Over the past four or five decades we've witnessed the emergence of a public culture in which one wants the best of everything - for oneself. That culture is centered in the delusion that all you need (to succeed) is to participate in a great competition - like March Madness or American Idol. All you need is a chance to be a winner! On television! But of course you are just fodder for the production of the image of victory. Even the winner is raw material for the actual product: the televised sport spectacle.  

Of course Mike Rice hurls insults, kicks and throws basketballs at his players. He's an overseer in a system that places the burden of supporting a state's public education on the backs of young, profoundly disenfranchised men. 

Was Mike Rice's behavior abusive? Yes. The whole story is a disaster. Everyone knew. Everyone worried about being sued. And now Eric Murdock (the whistle blower) is under investigation for extortion. How can you hold anything you hear against Murdock? If he had problems with Rice's behavior, real problems, as an assistant to Rice he was in an impossible position. Coming forward with those complaints is a career-killer. A permanent career killer. That is even more true for players. More than a few commentators have remarked on how easily the athletes seemed to take Rice's abuse.

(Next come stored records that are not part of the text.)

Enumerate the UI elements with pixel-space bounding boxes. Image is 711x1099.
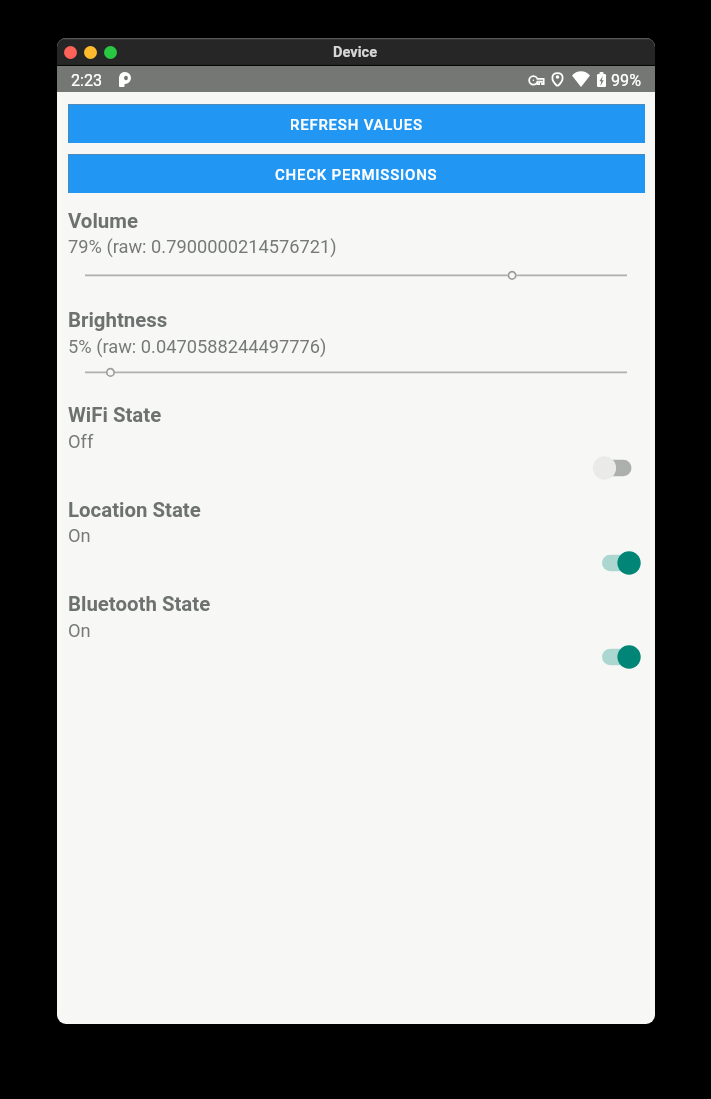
other: Wi-Fi connected [572,72,590,87]
staticText: Off [68,431,94,452]
button[interactable]: Close window [64,46,77,59]
staticText: 99% [611,71,642,90]
other: Location on [552,72,563,87]
button[interactable] [73,264,639,286]
staticText: Location State [68,498,201,522]
button[interactable]: CHECK PERMISSIONS [68,154,645,193]
staticText: 79% (raw: 0.7900000214576721) [68,236,337,257]
staticText: On [68,525,91,546]
other: Pandora [119,72,131,87]
staticText: Bluetooth State [68,592,211,616]
staticText: On [68,620,91,641]
button[interactable]: Minimize window [84,46,97,59]
other: VPN active [529,72,544,87]
staticText: REFRESH VALUES [290,116,423,134]
staticText: 5% (raw: 0.0470588244497776) [68,336,327,357]
staticText: Volume [68,209,138,233]
button[interactable]: Zoom window [104,46,117,59]
staticText: CHECK PERMISSIONS [275,166,438,184]
staticText: Device [333,43,378,60]
staticText: WiFi State [68,403,162,427]
button[interactable]: Disabled, tap to turn on [593,455,635,481]
button[interactable]: Enabled, tap to turn off [599,550,641,576]
button[interactable]: Enabled, tap to turn off [599,644,641,670]
other: Battery 99 percent [597,72,606,87]
staticText: Brightness [68,308,168,332]
button[interactable] [73,361,639,383]
staticText: 2:23 [71,71,103,90]
button[interactable]: REFRESH VALUES [68,104,645,143]
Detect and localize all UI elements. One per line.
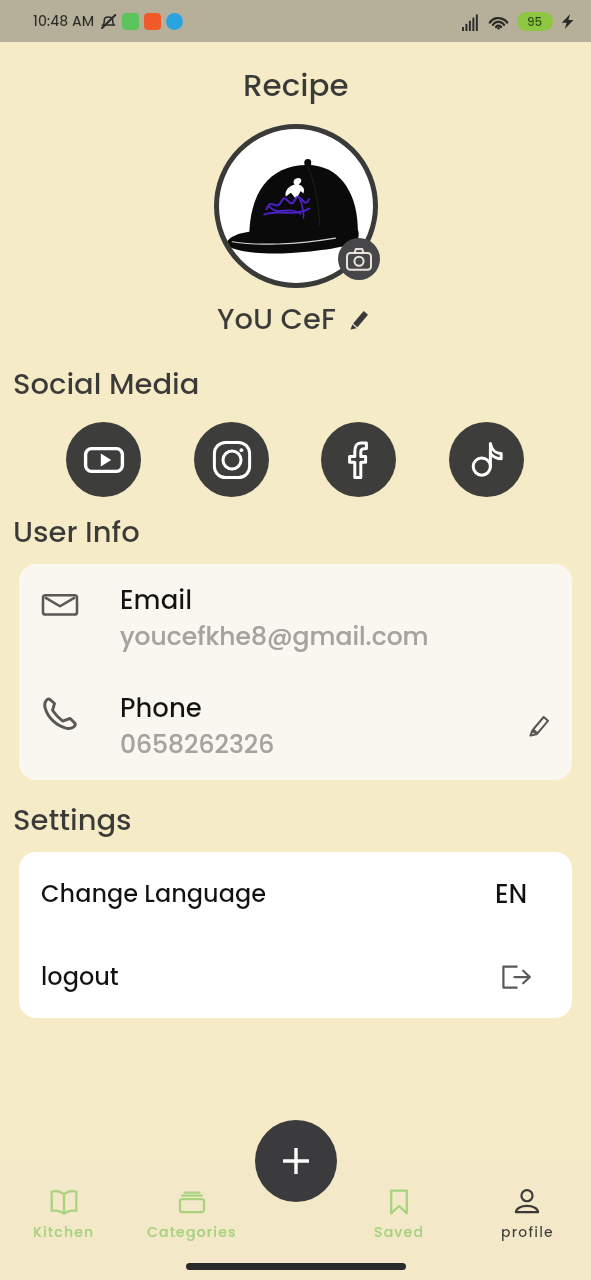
staticText: Social Media bbox=[13, 364, 200, 405]
button[interactable]: Change Language bbox=[19, 852, 572, 936]
staticText: User Info bbox=[13, 512, 140, 553]
button[interactable]: Edit phone bbox=[524, 711, 554, 741]
button[interactable]: YouTube bbox=[66, 422, 141, 497]
button[interactable]: Categories bbox=[128, 1187, 256, 1242]
button[interactable]: Kitchen bbox=[0, 1187, 128, 1242]
staticText: 10:48 AM bbox=[33, 11, 95, 31]
staticText: 95 bbox=[527, 13, 543, 30]
button[interactable]: Change profile photo bbox=[338, 238, 380, 280]
button[interactable]: Add recipe bbox=[255, 1120, 337, 1202]
staticText: Recipe bbox=[243, 63, 349, 106]
staticText: Kitchen bbox=[33, 1222, 95, 1242]
staticText: Settings bbox=[13, 800, 132, 841]
staticText: logout bbox=[41, 960, 119, 994]
staticText: youcefkhe8@gmail.com bbox=[120, 619, 429, 654]
staticText: Phone bbox=[120, 690, 202, 726]
staticText: EN bbox=[495, 876, 528, 912]
staticText: 0658262326 bbox=[120, 727, 275, 762]
button[interactable]: Edit name bbox=[344, 305, 374, 335]
staticText: Categories bbox=[147, 1222, 237, 1242]
staticText: YoU CeF bbox=[217, 299, 336, 340]
button[interactable]: Facebook bbox=[321, 422, 396, 497]
button[interactable]: Phone bbox=[19, 672, 572, 780]
staticText: Email bbox=[120, 582, 192, 618]
button[interactable]: TikTok bbox=[449, 422, 524, 497]
staticText: Saved bbox=[374, 1222, 425, 1242]
button[interactable]: logout bbox=[19, 936, 572, 1018]
button[interactable]: Instagram bbox=[194, 422, 269, 497]
staticText: profile bbox=[501, 1222, 554, 1242]
staticText: Change Language bbox=[41, 877, 266, 911]
button[interactable] bbox=[214, 124, 378, 288]
button[interactable]: profile bbox=[463, 1187, 591, 1242]
button[interactable]: Email bbox=[19, 564, 572, 672]
button[interactable]: Saved bbox=[335, 1187, 463, 1242]
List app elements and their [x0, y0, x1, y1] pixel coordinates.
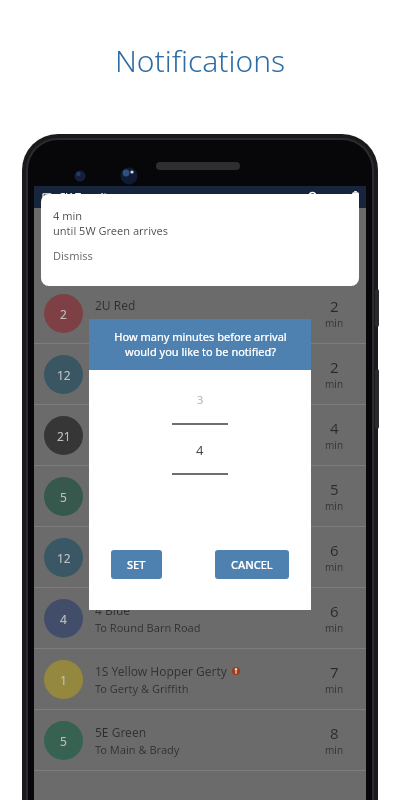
- staticText: 21: [57, 428, 71, 444]
- staticText: 5: [60, 489, 67, 505]
- staticText: min: [325, 377, 344, 391]
- button[interactable]: 4 min: [41, 194, 359, 286]
- button[interactable]: 12: [34, 527, 366, 588]
- button[interactable]: 2: [34, 283, 366, 344]
- button[interactable]: 4: [196, 441, 204, 459]
- staticText: min: [325, 560, 344, 574]
- staticText: To Main & Brady: [95, 742, 180, 757]
- staticText: 4: [60, 611, 67, 627]
- staticText: 2: [330, 357, 339, 377]
- staticText: 2: [330, 296, 339, 316]
- staticText: 4 min: [53, 208, 83, 223]
- staticText: 5: [330, 479, 339, 499]
- button[interactable]: 21: [34, 405, 366, 466]
- button[interactable]: Dismiss: [53, 248, 93, 263]
- staticText: 4 Blue: [95, 602, 131, 618]
- staticText: CU Transit: [59, 190, 107, 204]
- staticText: Dismiss: [53, 248, 93, 263]
- staticText: 3: [197, 392, 204, 407]
- staticText: 12: [57, 550, 71, 566]
- staticText: 5E Green: [95, 724, 147, 740]
- staticText: To Gerty & Griffith: [95, 681, 189, 696]
- staticText: 2U Red: [95, 297, 136, 313]
- button[interactable]: 1: [34, 649, 366, 710]
- staticText: How many minutes before arrival would yo…: [114, 329, 287, 359]
- staticText: CANCEL: [231, 557, 273, 572]
- staticText: min: [325, 438, 344, 452]
- staticText: 6: [330, 601, 339, 621]
- staticText: To Lincoln Square: [95, 315, 186, 330]
- staticText: 7: [330, 662, 339, 682]
- staticText: 4: [196, 441, 204, 459]
- staticText: min: [325, 499, 344, 513]
- button[interactable]: 4: [34, 588, 366, 649]
- staticText: min: [325, 316, 344, 330]
- staticText: 12 Teal: [95, 541, 135, 557]
- staticText: min: [325, 621, 344, 635]
- staticText: until 5W Green arrives: [53, 223, 169, 238]
- button[interactable]: 3: [197, 392, 204, 407]
- button[interactable]: CANCEL: [215, 550, 289, 579]
- staticText: 8: [330, 723, 339, 743]
- staticText: SET: [127, 557, 146, 572]
- staticText: 2: [60, 306, 67, 322]
- button[interactable]: SET: [111, 550, 162, 579]
- staticText: min: [325, 682, 344, 696]
- staticText: Notifications: [115, 40, 286, 81]
- staticText: To Windsor: [95, 559, 153, 574]
- staticText: min: [325, 743, 344, 757]
- button[interactable]: 5: [34, 710, 366, 771]
- staticText: 12: [57, 367, 71, 383]
- button[interactable]: 5: [34, 466, 366, 527]
- staticText: 1: [60, 672, 67, 688]
- button[interactable]: 12: [34, 344, 366, 405]
- staticText: To Round Barn Road: [95, 620, 201, 635]
- staticText: 12 Teal: [95, 358, 135, 374]
- staticText: 6: [330, 540, 339, 560]
- staticText: 4: [330, 418, 339, 438]
- staticText: 1S Yellow Hopper Gerty: [95, 663, 227, 679]
- staticText: 5: [60, 733, 67, 749]
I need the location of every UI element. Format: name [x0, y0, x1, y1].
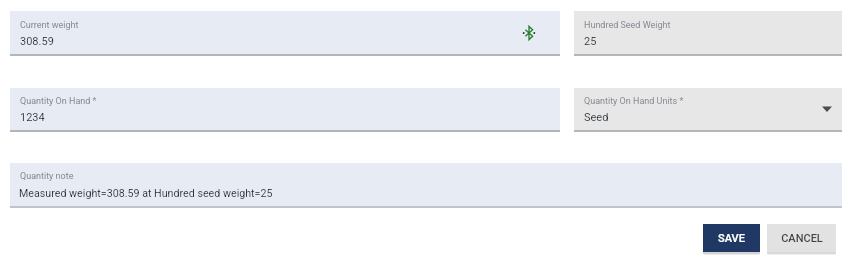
button[interactable]: Quantity On Hand Units * [574, 88, 842, 132]
staticText: Quantity On Hand Units * [584, 96, 684, 107]
staticText: 1234 [20, 111, 45, 124]
button[interactable]: CANCEL [767, 224, 836, 252]
staticText: Current weight [20, 20, 79, 31]
button[interactable]: Quantity note [10, 163, 842, 208]
button[interactable]: Hundred Seed Weight [574, 11, 842, 56]
staticText: Seed [584, 111, 609, 124]
staticText: Quantity On Hand * [20, 96, 97, 107]
button[interactable]: Bluetooth connected [518, 22, 540, 44]
button[interactable]: Current weight [10, 11, 560, 56]
staticText: 308.59 [20, 35, 54, 48]
button[interactable]: SAVE [703, 224, 760, 252]
staticText: SAVE [718, 232, 745, 245]
staticText: Measured weight=308.59 at Hundred seed w… [19, 187, 273, 200]
button[interactable]: Quantity On Hand * [10, 88, 560, 132]
staticText: Hundred Seed Weight [584, 20, 671, 31]
staticText: CANCEL [781, 232, 823, 245]
button[interactable]: Open dropdown [819, 101, 835, 117]
staticText: Quantity note [20, 171, 74, 182]
staticText: 25 [584, 35, 597, 48]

Nothing about football and basketball culture as practiced in the NCAA lines up with the way we understand the right to be free from harassment and abuse. If we understood athletes as having protections similar to, say, employees, then NCAA athletes would be allowed to unionize. They are not. The NCAA works very hard, very hard, to render its athletes into children, students, apprentices, "amateurs" - anything but "professionals" (employees).

What these athletes need - more than this season of head rolling - is the right to organize to stand up for themselves, to improve their working conditions and support their education. They need a much better system, as athletes and as students. They - we - need a better university. 

HEADLINE: Big Time Sports Provides Training in Bullying and Harassment. Players Take It or Walk Away from Career. 

It is news. And, of course, it is not news. Buried underneath these headlines is a darker, more depressing story about the conversion of a great public education system into a giant system of indentured servitude - and here I don't mean the NCAA's exploitation of student athletes, I mean the generations of people that will spend their entire lives servicing unsecured student loan debt.